Name	Type	Required	Example	Description
`Service`	String	Yes	`ugc_moderation_byllm_global`	The service to call. Valid value: `ugc_moderation_byllm_global` (UGC Text Moderation (LLM)).
`ServiceParameters`	JSONString	Yes	—	The moderation parameters as a JSON string. See the `ServiceParameters` table below.

ServiceParameters

Name	Type	Required	Example	Description
`content`	String	Yes	`testing content`	The text to moderate. Maximum length: 2,000 characters.
`dataId`	String	No	`text0424****`	A unique identifier for your data. Maximum 64 characters. Accepted characters: letters, digits, underscores (`_`), hyphens (`-`), and periods (`.`).

Response parameters

Top-level response

Name	Type	Example	Description
`Code`	Integer	`200`	The status code. See Status codes.
`Data`	JSONObject	—	The moderation result. See the `Data` table below.
`Message`	String	`OK`	The response message.
`RequestId`	String	`AAAAAA-BBBB-CCCCC-DDDD-EEEEEEEE****`	The request ID.

Data

Name	Type	Example	Description
`Result`	JSONArray	—	The list of detected risk labels and scores. See the `Result` table below.
`RiskLevel`	String	`high`	The overall risk level: `high`, `medium`, `low`, or `none`.
`DataId`	String	`text0424****`	The data ID from the request, echoed back in the response.

Result

Name	Type	Example	Description
`Label`	String	`political_entity`	The risk label. See Label categories.
`Confidence`	Float	`81.22`	The confidence score (0–100, two decimal places). Not all labels include a score.
`Riskwords`	String	`AA,BB,CC`	Comma-separated list of detected sensitive words. Not all labels return sensitive words.
`CustomizedHit`	JSONArray	—	Populated when `Label` is `customized`. See `CustomizedHit` below.
`Description`	String	`Suspected pornographic content`	A human-readable label description. This field may change.
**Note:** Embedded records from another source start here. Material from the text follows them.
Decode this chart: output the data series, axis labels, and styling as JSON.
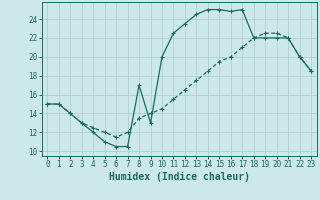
{
  "xlabel": "Humidex (Indice chaleur)",
  "bg_color": "#cce8e8",
  "grid_color": "#aacccc",
  "line_color": "#1a6b5e",
  "xlim": [
    -0.5,
    23.5
  ],
  "ylim": [
    9.5,
    25.8
  ],
  "xticks": [
    0,
    1,
    2,
    3,
    4,
    5,
    6,
    7,
    8,
    9,
    10,
    11,
    12,
    13,
    14,
    15,
    16,
    17,
    18,
    19,
    20,
    21,
    22,
    23
  ],
  "yticks": [
    10,
    12,
    14,
    16,
    18,
    20,
    22,
    24
  ],
  "line1_x": [
    0,
    1,
    2,
    3,
    4,
    5,
    6,
    7,
    8,
    9,
    10,
    11,
    12,
    13,
    14,
    15,
    16,
    17,
    18,
    19,
    20,
    21,
    22,
    23
  ],
  "line1_y": [
    15,
    15,
    14,
    13,
    12,
    11,
    10.5,
    10.5,
    17,
    13,
    20,
    22.5,
    23.5,
    24.5,
    25,
    25,
    24.8,
    25,
    22,
    22,
    22,
    22,
    20,
    18.5
  ],
  "line2_x": [
    0,
    1,
    2,
    3,
    4,
    5,
    6,
    7,
    8,
    9,
    10,
    11,
    12,
    13,
    14,
    15,
    16,
    17,
    18,
    19,
    20,
    21,
    22,
    23
  ],
  "line2_y": [
    15,
    15,
    14,
    13,
    12.5,
    12,
    11.5,
    12,
    13.5,
    14,
    14.5,
    15.5,
    16.5,
    17.5,
    18.5,
    19.5,
    20,
    21,
    22,
    22.5,
    22.5,
    22,
    20,
    18.5
  ],
  "tick_fontsize": 5.5,
  "xlabel_fontsize": 7,
  "marker_size": 3,
  "linewidth": 0.9
}
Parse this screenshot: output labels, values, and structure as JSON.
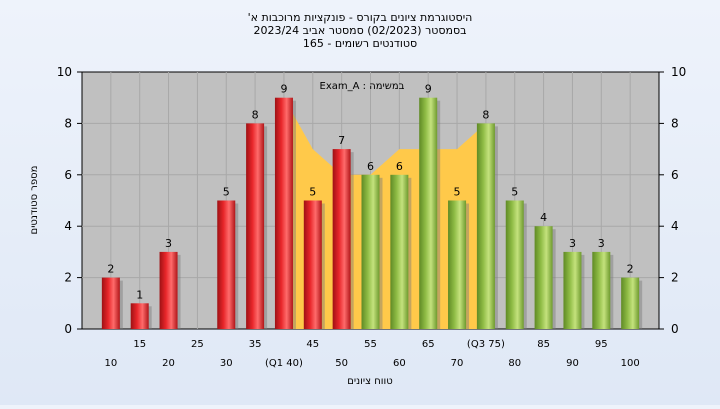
{
  "chart_data": {
    "type": "bar",
    "title_lines": [
      "היסטוגרמת ציונים בקורס - פונקציות מרוכבות א'",
      "בסמסטר  (02/2023)  סמסטר אביב 2023/24",
      "סטודנטים רשומים - 165"
    ],
    "annotation": "במשימה : Exam_A",
    "xlabel": "טווח ציונים",
    "ylabel": "מספר סטודנטים",
    "ylim": [
      0,
      10
    ],
    "yticks": [
      0,
      2,
      4,
      6,
      8,
      10
    ],
    "grid": true,
    "categories": [
      "10",
      "15",
      "20",
      "25",
      "30",
      "35",
      "40",
      "45",
      "50",
      "55",
      "60",
      "65",
      "70",
      "75",
      "80",
      "85",
      "90",
      "95",
      "100"
    ],
    "x_tick_labels": [
      "10",
      "15",
      "20",
      "25",
      "30",
      "35",
      "(Q1 40)",
      "45",
      "50",
      "55",
      "60",
      "65",
      "70",
      "(Q3 75)",
      "80",
      "85",
      "90",
      "95",
      "100"
    ],
    "values": [
      2,
      1,
      3,
      0,
      5,
      8,
      9,
      5,
      7,
      6,
      6,
      9,
      5,
      8,
      5,
      4,
      3,
      3,
      2
    ],
    "bar_colors": [
      "red",
      "red",
      "red",
      "red",
      "red",
      "red",
      "red",
      "red",
      "red",
      "green",
      "green",
      "green",
      "green",
      "green",
      "green",
      "green",
      "green",
      "green",
      "green"
    ],
    "band_values": [
      null,
      null,
      null,
      null,
      null,
      null,
      9,
      7,
      6,
      6,
      7,
      7,
      7,
      8,
      null,
      null,
      null,
      null,
      null
    ],
    "colors": {
      "red": "#e8262a",
      "green": "#8fbc45",
      "band": "#ffc94a",
      "plot_bg": "#c0c0c0",
      "grid": "#a8a8a8"
    }
  }
}
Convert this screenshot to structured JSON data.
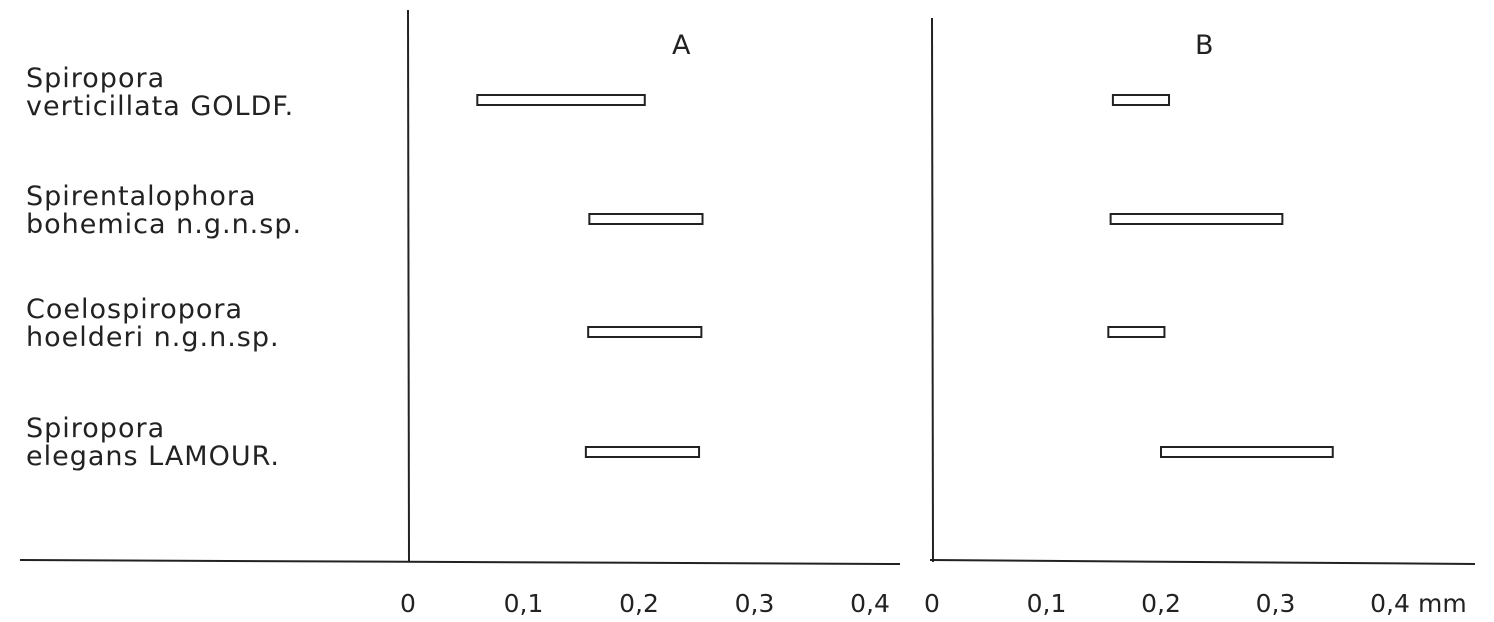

Base your moderation logic on `Label`, not `Description`.

CustomizedHit

Name	Type	Example	Description
`LibName`	String	`Custom library 1`	The name of the matched custom keyword list.
`Keywords`	String	`Custom word 1,Custom word 2`	The matched custom keywords, comma-separated.

Examples

Request

{
    "Service": "aigc_moderation_byllm_global",
    "ServiceParameters": {
        "content": "testing content",
        "dataId": "text0424****"
    }
}

Response: system policy hit

{
    "Code": 200,
    "Data": {
        "Result": [
            {
                "Label": "political_entity",
                "Description": "Suspected political entity",
                "Confidence": 100.0,
                "RiskWords": "Word A,Word B,Word C"
            },
            {
                "Label": "political_figure",
                "Description": "Suspected political figure",
                "Confidence": 100.0,
                "RiskWords": "Word A,Word B,Word C"
            }
        ],
        "RiskLevel": "high",
        "DataId": "text0424****"
    },
    "Message": "OK",
    "RequestId": "AAAAAA-BBBB-CCCCC-DDDD-EEEEEEEE****"
}

Response: custom keyword list hit

{
    "Code": 200,
    "Data": {
        "Result": [
            {
                "Description": "Hit a custom keyword list",
                "CustomizedHit": [
                    {
                        "LibName": "Custom keyword list name 1",
                        "KeyWords": "Custom keyword"
                    }
                ],
                "Confidence": 100,
                "Label": "customized"
            }
        ],
        "RiskLevel": "high",
        "DataId": "text0424****"
    },
    "Message": "OK",
    "RequestId": "AAAAAA-BBBB-CCCCC-DDDD-EEEEEEEE****"
}

Status codes

Code	Status	Description
`200`	OK	Request succeeded.
`400`	BAD_REQUEST	Invalid request. Check your request parameters.
`408`	PERMISSION_DENY	Account not authorized, has an overdue payment, is not activated, or is suspended.
`500`	GENERAL_ERROR	Server-side error. Retry the request. If the error persists, contact support via Online ServiceOnline Service.
`581`	TIMEOUT	Request timed out. Retry the request. If the error persists, contact support via Online ServiceOnline Service.
`588`	EXCEED_QUOTA	Request frequency exceeds the quota.